Infine, mettendo in piedi un sistema di gaming nello stile di quello delle Autumn Nations Series, si potrebbe coinvolgere anche l’aspetto ludico nel pacchetto, facendo giocare gli appassionati e le appassionate a un fantasy rugby con ben 16 squadre da cui scegliere. Questo tipo di giochi, all’apparenza puramente di intrattenimento, hanno anche la proprietà di far conoscere i giocatori e le squadre agli appassionati, aumentando la notorietà degli stessi fra i fan. Tutto questo, insieme, sarebbe un ottimo modo di sfruttare il prodotto per far crescere il nostro sport in termini di fama nei luoghi dove ancora non è così conosciuto.

Ipotesi in Italia
Facciamo un’ipotesi: la prima competizione di questo tipo potrebbe essere ospitata proprio dall’Italia, nazione “di raccordo” fra Tier 1 e 2, dotata di un buon numero di impianti sportivi derivanti dal calcio ma adattabili al rugby, e di grande interesse turistico. Il rugby non attrae folle oceaniche nell’ordine degli 80,000 posti per ogni partita, ed è dunque impensabile usare tutti gli stadi più grandi del calcio rischiando di vederli mezzi vuoti. A parte lo stadio Olimpico di Roma, che ha comunque i suoi difetti, ci sono una serie di impianti importanti in giro per l’Italia che si presterebbero molto bene allo scopo. Facciamo alcuni nomi fra cui poter scegliere:
Città | Stadio | Capienza |
---|---|---|
Udine | Stadio Friuli – DaciArena | 25,132 |
Milano | Stadio Giuseppe Meazza | 80,018 |
Torino | Juventus Stadium | 41,507 |
Genova | Stadio Luigi Ferraris | 36,599 |
Bologna | Stadio Renato Dall’ara | 38,279 |
Firenze | Stadio Artemio Franchi | 43,147 |
Roma | Stadio Olimpico | 72,698 |
Napoli | Stadio Diego Armando Maradona | 54,726 |
Bari | Stadio San Nicola | 58,270 |
Palermo | Stadio Renzo Barbera | 36,365 |
L’ideale sarebbe concentrare tutto su una selezione di città così da massimizzare gli introiti turistici. Ora, parliamoci chiaro: questa competizione non avrebbe la stessa portata dei mondiali di rugby, e dunque gli stadi di dimensione troppo elevata rischierebbero di rimanere vuoti e fare brutta impressione. Dunque, se stesse a me decidere, eviterei di utilizzare sia San Siro che l’Olimpico, solo uno dei due. Udine, Torino, Firenze e Napoli coprirebbero tutto il territorio nazionale, tenendo l’Olimpico di Roma per le fasi finali. Una tale dispersione geografica aiuterebbe a portare il rugby in giro per l’Italia e non solo a Roma.

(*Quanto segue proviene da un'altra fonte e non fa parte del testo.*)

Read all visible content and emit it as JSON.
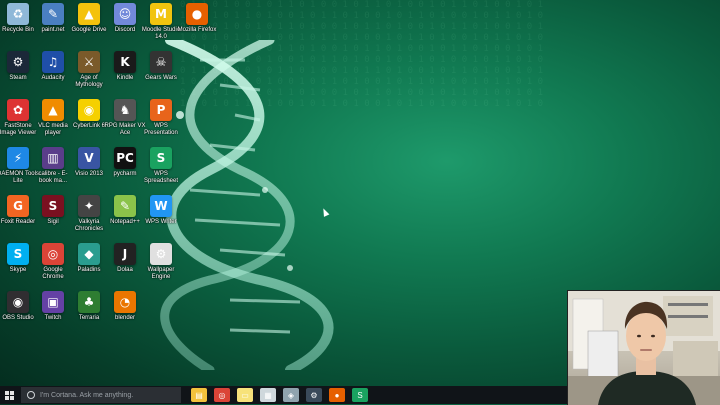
{
  "desktop": {
    "icons": [
      {
        "label": "Recycle Bin",
        "icon": "recycle-bin-icon",
        "color": "#8fb8d8",
        "glyph": "♻"
      },
      {
        "label": "paint.net",
        "icon": "paint-net-icon",
        "color": "#4a7fc1",
        "glyph": "✎"
      },
      {
        "label": "Google Drive",
        "icon": "google-drive-icon",
        "color": "#f4c20d",
        "glyph": "▲"
      },
      {
        "label": "Discord",
        "icon": "discord-icon",
        "color": "#7289da",
        "glyph": "☺"
      },
      {
        "label": "Moodle Studio 14.0",
        "icon": "moodle-studio-icon",
        "color": "#f1c40f",
        "glyph": "M"
      },
      {
        "label": "Mozilla Firefox",
        "icon": "firefox-icon",
        "color": "#e66000",
        "glyph": "●"
      },
      {
        "label": "Steam",
        "icon": "steam-icon",
        "color": "#1b2838",
        "glyph": "⚙"
      },
      {
        "label": "Audacity",
        "icon": "audacity-icon",
        "color": "#1f4fa8",
        "glyph": "♫"
      },
      {
        "label": "Age of Mythology",
        "icon": "age-of-mythology-icon",
        "color": "#7a5a2a",
        "glyph": "⚔"
      },
      {
        "label": "Kindle",
        "icon": "kindle-icon",
        "color": "#1a1a1a",
        "glyph": "K"
      },
      {
        "label": "Gears Wars",
        "icon": "gears-icon",
        "color": "#333333",
        "glyph": "☠"
      },
      {
        "label": "FastStone Image Viewer",
        "icon": "faststone-icon",
        "color": "#d33",
        "glyph": "✿"
      },
      {
        "label": "VLC media player",
        "icon": "vlc-icon",
        "color": "#f08c00",
        "glyph": "▲"
      },
      {
        "label": "CyberLink 6",
        "icon": "cyberlink-icon",
        "color": "#f5d000",
        "glyph": "◉"
      },
      {
        "label": "RPG Maker VX Ace",
        "icon": "rpg-maker-icon",
        "color": "#555555",
        "glyph": "♞"
      },
      {
        "label": "WPS Presentation",
        "icon": "wps-presentation-icon",
        "color": "#e8641b",
        "glyph": "P"
      },
      {
        "label": "DAEMON Tools Lite",
        "icon": "daemon-tools-icon",
        "color": "#1e88e5",
        "glyph": "⚡"
      },
      {
        "label": "calibre - E-book ma...",
        "icon": "calibre-icon",
        "color": "#5a3d8a",
        "glyph": "▥"
      },
      {
        "label": "Visio 2013",
        "icon": "visio-icon",
        "color": "#3955a3",
        "glyph": "V"
      },
      {
        "label": "pycharm",
        "icon": "pycharm-icon",
        "color": "#111111",
        "glyph": "PC"
      },
      {
        "label": "WPS Spreadsheet",
        "icon": "wps-spreadsheet-icon",
        "color": "#1aa260",
        "glyph": "S"
      },
      {
        "label": "Foxit Reader",
        "icon": "foxit-icon",
        "color": "#f26522",
        "glyph": "G"
      },
      {
        "label": "Sigil",
        "icon": "sigil-icon",
        "color": "#7a1020",
        "glyph": "S"
      },
      {
        "label": "Valkyria Chronicles",
        "icon": "valkyria-icon",
        "color": "#444444",
        "glyph": "✦"
      },
      {
        "label": "Notepad++",
        "icon": "notepad-plus-icon",
        "color": "#8bc34a",
        "glyph": "✎"
      },
      {
        "label": "WPS Writer",
        "icon": "wps-writer-icon",
        "color": "#2196f3",
        "glyph": "W"
      },
      {
        "label": "Skype",
        "icon": "skype-icon",
        "color": "#00aff0",
        "glyph": "S"
      },
      {
        "label": "Google Chrome",
        "icon": "chrome-icon",
        "color": "#db4437",
        "glyph": "◎"
      },
      {
        "label": "Paladins",
        "icon": "paladins-icon",
        "color": "#2a9d8f",
        "glyph": "◆"
      },
      {
        "label": "Dolaa",
        "icon": "dolaa-icon",
        "color": "#222222",
        "glyph": "J"
      },
      {
        "label": "Wallpaper Engine",
        "icon": "wallpaper-engine-icon",
        "color": "#e0e0e0",
        "glyph": "⚙"
      },
      {
        "label": "OBS Studio",
        "icon": "obs-icon",
        "color": "#302e31",
        "glyph": "◉"
      },
      {
        "label": "Twitch",
        "icon": "twitch-icon",
        "color": "#6441a5",
        "glyph": "▣"
      },
      {
        "label": "Terraria",
        "icon": "terraria-icon",
        "color": "#2e7d32",
        "glyph": "♣"
      },
      {
        "label": "blender",
        "icon": "blender-icon",
        "color": "#ea7600",
        "glyph": "◔"
      }
    ]
  },
  "taskbar": {
    "search_placeholder": "I'm Cortana. Ask me anything.",
    "pinned": [
      {
        "icon": "file-explorer-icon",
        "color": "#f3c23c",
        "glyph": "▤"
      },
      {
        "icon": "chrome-taskbar-icon",
        "color": "#db4437",
        "glyph": "◎"
      },
      {
        "icon": "sticky-notes-icon",
        "color": "#f7e27a",
        "glyph": "▭"
      },
      {
        "icon": "document-app-icon",
        "color": "#cfd8dc",
        "glyph": "▦"
      },
      {
        "icon": "window-app-icon",
        "color": "#90a4ae",
        "glyph": "◈"
      },
      {
        "icon": "steam-taskbar-icon",
        "color": "#3a4a5a",
        "glyph": "⚙"
      },
      {
        "icon": "firefox-taskbar-icon",
        "color": "#e66000",
        "glyph": "●"
      },
      {
        "icon": "wps-spreadsheet-taskbar-icon",
        "color": "#1aa260",
        "glyph": "S"
      }
    ]
  }
}
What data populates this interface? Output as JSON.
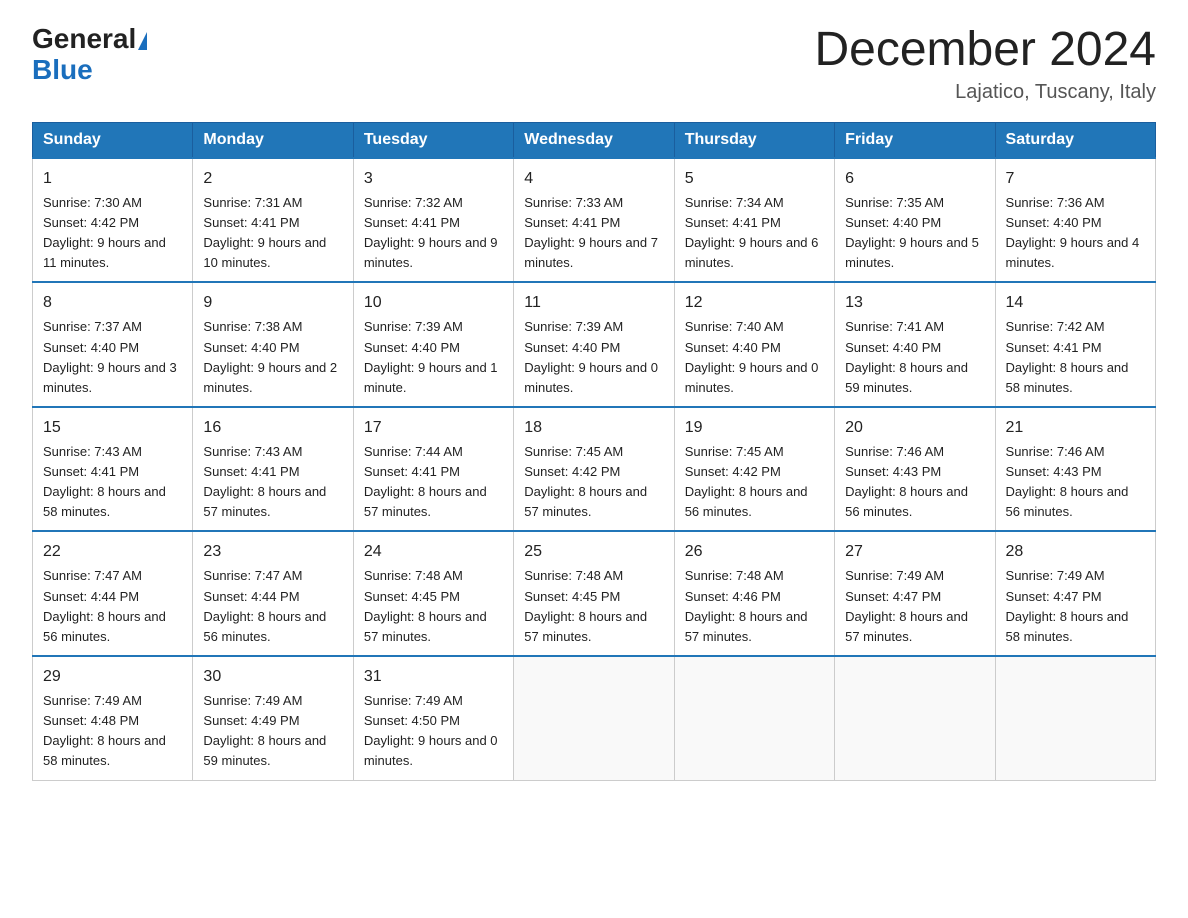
{
  "logo": {
    "general": "General",
    "blue": "Blue",
    "triangle": "▶"
  },
  "header": {
    "month": "December 2024",
    "location": "Lajatico, Tuscany, Italy"
  },
  "days_of_week": [
    "Sunday",
    "Monday",
    "Tuesday",
    "Wednesday",
    "Thursday",
    "Friday",
    "Saturday"
  ],
  "weeks": [
    [
      {
        "day": "1",
        "sunrise": "7:30 AM",
        "sunset": "4:42 PM",
        "daylight": "9 hours and 11 minutes."
      },
      {
        "day": "2",
        "sunrise": "7:31 AM",
        "sunset": "4:41 PM",
        "daylight": "9 hours and 10 minutes."
      },
      {
        "day": "3",
        "sunrise": "7:32 AM",
        "sunset": "4:41 PM",
        "daylight": "9 hours and 9 minutes."
      },
      {
        "day": "4",
        "sunrise": "7:33 AM",
        "sunset": "4:41 PM",
        "daylight": "9 hours and 7 minutes."
      },
      {
        "day": "5",
        "sunrise": "7:34 AM",
        "sunset": "4:41 PM",
        "daylight": "9 hours and 6 minutes."
      },
      {
        "day": "6",
        "sunrise": "7:35 AM",
        "sunset": "4:40 PM",
        "daylight": "9 hours and 5 minutes."
      },
      {
        "day": "7",
        "sunrise": "7:36 AM",
        "sunset": "4:40 PM",
        "daylight": "9 hours and 4 minutes."
      }
    ],
    [
      {
        "day": "8",
        "sunrise": "7:37 AM",
        "sunset": "4:40 PM",
        "daylight": "9 hours and 3 minutes."
      },
      {
        "day": "9",
        "sunrise": "7:38 AM",
        "sunset": "4:40 PM",
        "daylight": "9 hours and 2 minutes."
      },
      {
        "day": "10",
        "sunrise": "7:39 AM",
        "sunset": "4:40 PM",
        "daylight": "9 hours and 1 minute."
      },
      {
        "day": "11",
        "sunrise": "7:39 AM",
        "sunset": "4:40 PM",
        "daylight": "9 hours and 0 minutes."
      },
      {
        "day": "12",
        "sunrise": "7:40 AM",
        "sunset": "4:40 PM",
        "daylight": "9 hours and 0 minutes."
      },
      {
        "day": "13",
        "sunrise": "7:41 AM",
        "sunset": "4:40 PM",
        "daylight": "8 hours and 59 minutes."
      },
      {
        "day": "14",
        "sunrise": "7:42 AM",
        "sunset": "4:41 PM",
        "daylight": "8 hours and 58 minutes."
      }
    ],
    [
      {
        "day": "15",
        "sunrise": "7:43 AM",
        "sunset": "4:41 PM",
        "daylight": "8 hours and 58 minutes."
      },
      {
        "day": "16",
        "sunrise": "7:43 AM",
        "sunset": "4:41 PM",
        "daylight": "8 hours and 57 minutes."
      },
      {
        "day": "17",
        "sunrise": "7:44 AM",
        "sunset": "4:41 PM",
        "daylight": "8 hours and 57 minutes."
      },
      {
        "day": "18",
        "sunrise": "7:45 AM",
        "sunset": "4:42 PM",
        "daylight": "8 hours and 57 minutes."
      },
      {
        "day": "19",
        "sunrise": "7:45 AM",
        "sunset": "4:42 PM",
        "daylight": "8 hours and 56 minutes."
      },
      {
        "day": "20",
        "sunrise": "7:46 AM",
        "sunset": "4:43 PM",
        "daylight": "8 hours and 56 minutes."
      },
      {
        "day": "21",
        "sunrise": "7:46 AM",
        "sunset": "4:43 PM",
        "daylight": "8 hours and 56 minutes."
      }
    ],
    [
      {
        "day": "22",
        "sunrise": "7:47 AM",
        "sunset": "4:44 PM",
        "daylight": "8 hours and 56 minutes."
      },
      {
        "day": "23",
        "sunrise": "7:47 AM",
        "sunset": "4:44 PM",
        "daylight": "8 hours and 56 minutes."
      },
      {
        "day": "24",
        "sunrise": "7:48 AM",
        "sunset": "4:45 PM",
        "daylight": "8 hours and 57 minutes."
      },
      {
        "day": "25",
        "sunrise": "7:48 AM",
        "sunset": "4:45 PM",
        "daylight": "8 hours and 57 minutes."
      },
      {
        "day": "26",
        "sunrise": "7:48 AM",
        "sunset": "4:46 PM",
        "daylight": "8 hours and 57 minutes."
      },
      {
        "day": "27",
        "sunrise": "7:49 AM",
        "sunset": "4:47 PM",
        "daylight": "8 hours and 57 minutes."
      },
      {
        "day": "28",
        "sunrise": "7:49 AM",
        "sunset": "4:47 PM",
        "daylight": "8 hours and 58 minutes."
      }
    ],
    [
      {
        "day": "29",
        "sunrise": "7:49 AM",
        "sunset": "4:48 PM",
        "daylight": "8 hours and 58 minutes."
      },
      {
        "day": "30",
        "sunrise": "7:49 AM",
        "sunset": "4:49 PM",
        "daylight": "8 hours and 59 minutes."
      },
      {
        "day": "31",
        "sunrise": "7:49 AM",
        "sunset": "4:50 PM",
        "daylight": "9 hours and 0 minutes."
      },
      null,
      null,
      null,
      null
    ]
  ],
  "labels": {
    "sunrise": "Sunrise:",
    "sunset": "Sunset:",
    "daylight": "Daylight:"
  }
}
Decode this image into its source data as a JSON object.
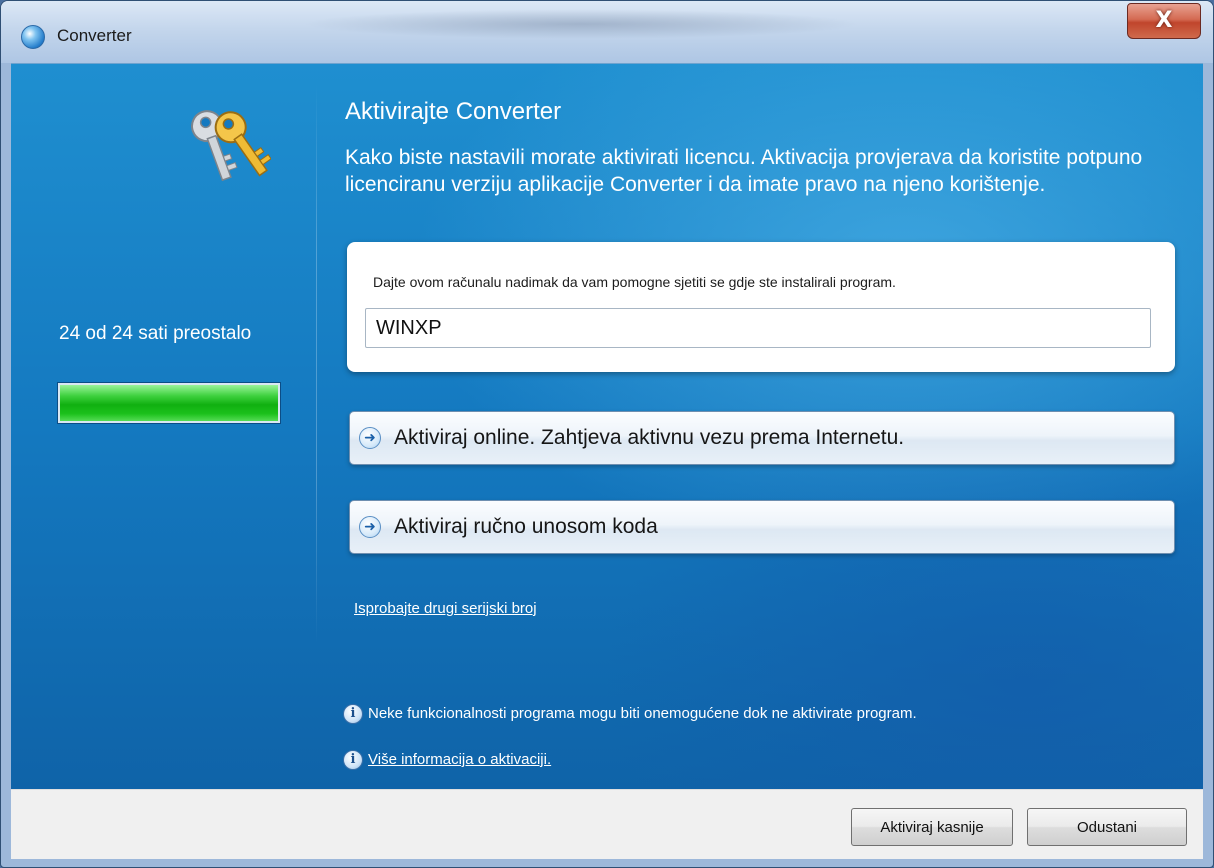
{
  "window": {
    "title": "Converter",
    "close_label": "X"
  },
  "sidebar": {
    "hours_remaining": "24 od 24 sati preostalo",
    "progress_percent": 100,
    "icon": "keys-icon"
  },
  "main": {
    "heading": "Aktivirajte Converter",
    "description": "Kako biste nastavili morate aktivirati licencu. Aktivacija provjerava da koristite potpuno licenciranu verziju aplikacije Converter i da imate pravo na njeno korištenje.",
    "nickname_label": "Dajte ovom računalu nadimak da vam pomogne sjetiti se gdje ste instalirali program.",
    "nickname_value": "WINXP",
    "activate_online_label": "Aktiviraj online. Zahtjeva aktivnu vezu prema Internetu.",
    "activate_manual_label": "Aktiviraj ručno unosom koda",
    "serial_link": "Isprobajte drugi serijski broj",
    "info_text": "Neke funkcionalnosti programa mogu biti onemogućene dok ne aktivirate program.",
    "more_info_link": "Više informacija o aktivaciji."
  },
  "footer": {
    "later_label": "Aktiviraj kasnije",
    "cancel_label": "Odustani"
  },
  "colors": {
    "accent_blue": "#1479c0",
    "progress_green": "#10b010",
    "close_red": "#c0452c"
  }
}
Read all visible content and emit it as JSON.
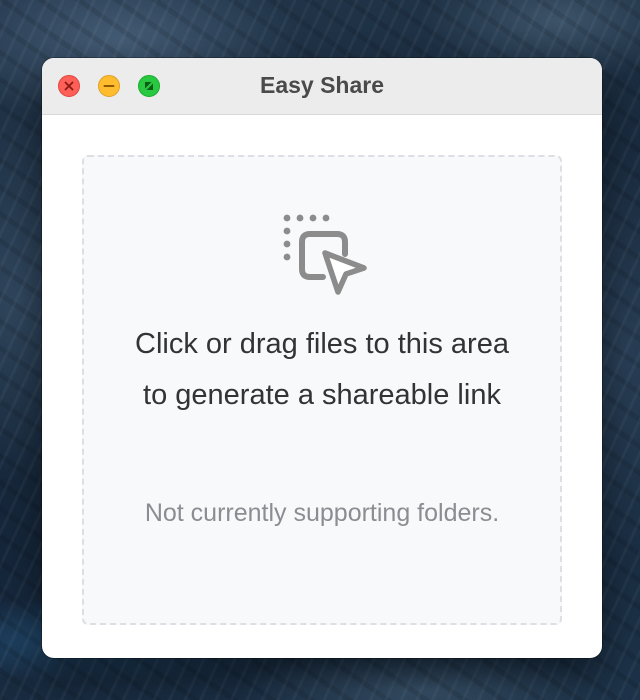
{
  "window": {
    "title": "Easy Share",
    "controls": {
      "close_icon": "close-icon",
      "minimize_icon": "minimize-icon",
      "fullscreen_icon": "fullscreen-icon",
      "close_color": "#fe5f57",
      "minimize_color": "#febc2e",
      "fullscreen_color": "#28c840"
    }
  },
  "dropzone": {
    "icon": "drag-drop-cursor-icon",
    "primary_text": "Click or drag files to this area to generate a shareable link",
    "secondary_text": "Not currently supporting folders.",
    "border_color": "#dcdfe3",
    "background_color": "#f8f9fb"
  }
}
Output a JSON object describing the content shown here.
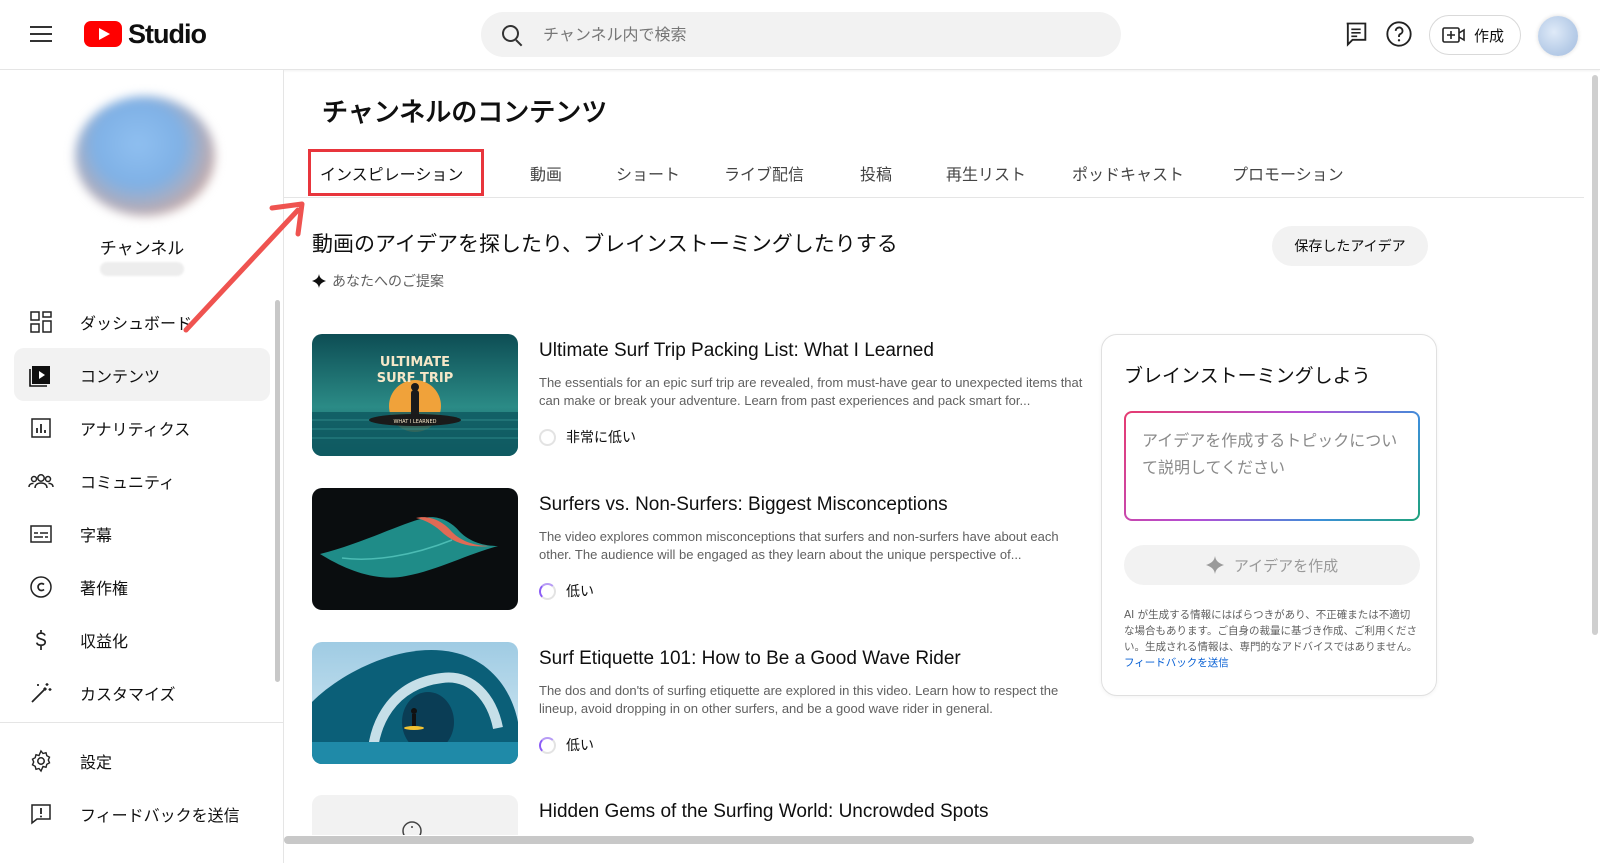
{
  "app": {
    "logo_text": "Studio"
  },
  "search": {
    "placeholder": "チャンネル内で検索"
  },
  "topbar": {
    "create_label": "作成"
  },
  "channel": {
    "name": "チャンネル"
  },
  "sidebar": {
    "items": [
      {
        "label": "ダッシュボード",
        "icon": "dashboard-icon"
      },
      {
        "label": "コンテンツ",
        "icon": "content-icon",
        "active": true
      },
      {
        "label": "アナリティクス",
        "icon": "analytics-icon"
      },
      {
        "label": "コミュニティ",
        "icon": "community-icon"
      },
      {
        "label": "字幕",
        "icon": "subtitles-icon"
      },
      {
        "label": "著作権",
        "icon": "copyright-icon"
      },
      {
        "label": "収益化",
        "icon": "monetization-icon"
      },
      {
        "label": "カスタマイズ",
        "icon": "customize-icon"
      }
    ],
    "bottom": [
      {
        "label": "設定",
        "icon": "settings-icon"
      },
      {
        "label": "フィードバックを送信",
        "icon": "feedback-icon"
      }
    ]
  },
  "main": {
    "title": "チャンネルのコンテンツ",
    "tabs": [
      "インスピレーション",
      "動画",
      "ショート",
      "ライブ配信",
      "投稿",
      "再生リスト",
      "ポッドキャスト",
      "プロモーション"
    ],
    "active_tab": "インスピレーション",
    "headline": "動画のアイデアを探したり、ブレインストーミングしたりする",
    "suggestions_label": "あなたへのご提案",
    "saved_ideas_label": "保存したアイデア"
  },
  "ideas": [
    {
      "title": "Ultimate Surf Trip Packing List: What I Learned",
      "description": "The essentials for an epic surf trip are revealed, from must-have gear to unexpected items that can make or break your adventure. Learn from past experiences and pack smart for...",
      "level": "非常に低い",
      "thumb_text_top": "ULTIMATE",
      "thumb_text_mid": "SURF TRIP",
      "thumb_text_board": "WHAT I LEARNED"
    },
    {
      "title": "Surfers vs. Non-Surfers: Biggest Misconceptions",
      "description": "The video explores common misconceptions that surfers and non-surfers have about each other. The audience will be engaged as they learn about the unique perspective of...",
      "level": "低い"
    },
    {
      "title": "Surf Etiquette 101: How to Be a Good Wave Rider",
      "description": "The dos and don'ts of surfing etiquette are explored in this video. Learn how to respect the lineup, avoid dropping in on other surfers, and be a good wave rider in general.",
      "level": "低い"
    },
    {
      "title": "Hidden Gems of the Surfing World: Uncrowded Spots"
    }
  ],
  "brainstorm": {
    "title": "ブレインストーミングしよう",
    "placeholder": "アイデアを作成するトピックについて説明してください",
    "button_label": "アイデアを作成",
    "disclaimer": "AI が生成する情報にはばらつきがあり、不正確または不適切な場合もあります。ご自身の裁量に基づき作成、ご利用ください。生成される情報は、専門的なアドバイスではありません。",
    "feedback_link": "フィードバックを送信"
  },
  "colors": {
    "brand_red": "#ff0000",
    "highlight_red": "#e8353c",
    "link_blue": "#065fd4"
  }
}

In conclusione: è fattibile?
Coi ricavi di questo torneo la nazione ospitante potrebbe adeguare questi impianti (o almeno alcuni) così da elevare le proprie infrastrutture rugbistiche e di conseguenza la qualità del proprio movimento in generale. Un esempio ne è lo Stadio Flaminio di Roma, un tempo casa degli Azzurri e dell’Italrugby, e ora in declino. Uno stadio ottimo per il rugby, con il pubblico vicino al campo, caldo e rumoroso. Coi guadagni derivanti da una competizione così, si potrebbe davvero ricostruire uno stadio che è stato così importante, nonché migliorare quelli delle franchigie e dei club di Top10 o inferiori. Questo discorso si può applicare a tutte le unions partecipanti a un torneo del genere. Immaginare lo stesso contesto ma in Spagna o in Portogallo non è difficile, mentre quando ospitato in Inghilterra o in Irlanda sarebbe un occasione per i tifosi di unions meno storiche per conoscere i luoghi dove il nostro sport si è fatto adulto. In conclusione, un torneo come questo avrebbe un impatto enormemente positivo sul rugby europeo. Si tratta, però, di un grande salto nel buio economicamente parlando. Un tipo di salto che spesso piace ai tifosi e non agli investitori, che alla fine della fiera, sono quelli che mandano avanti il circo. Stiamo a vedere.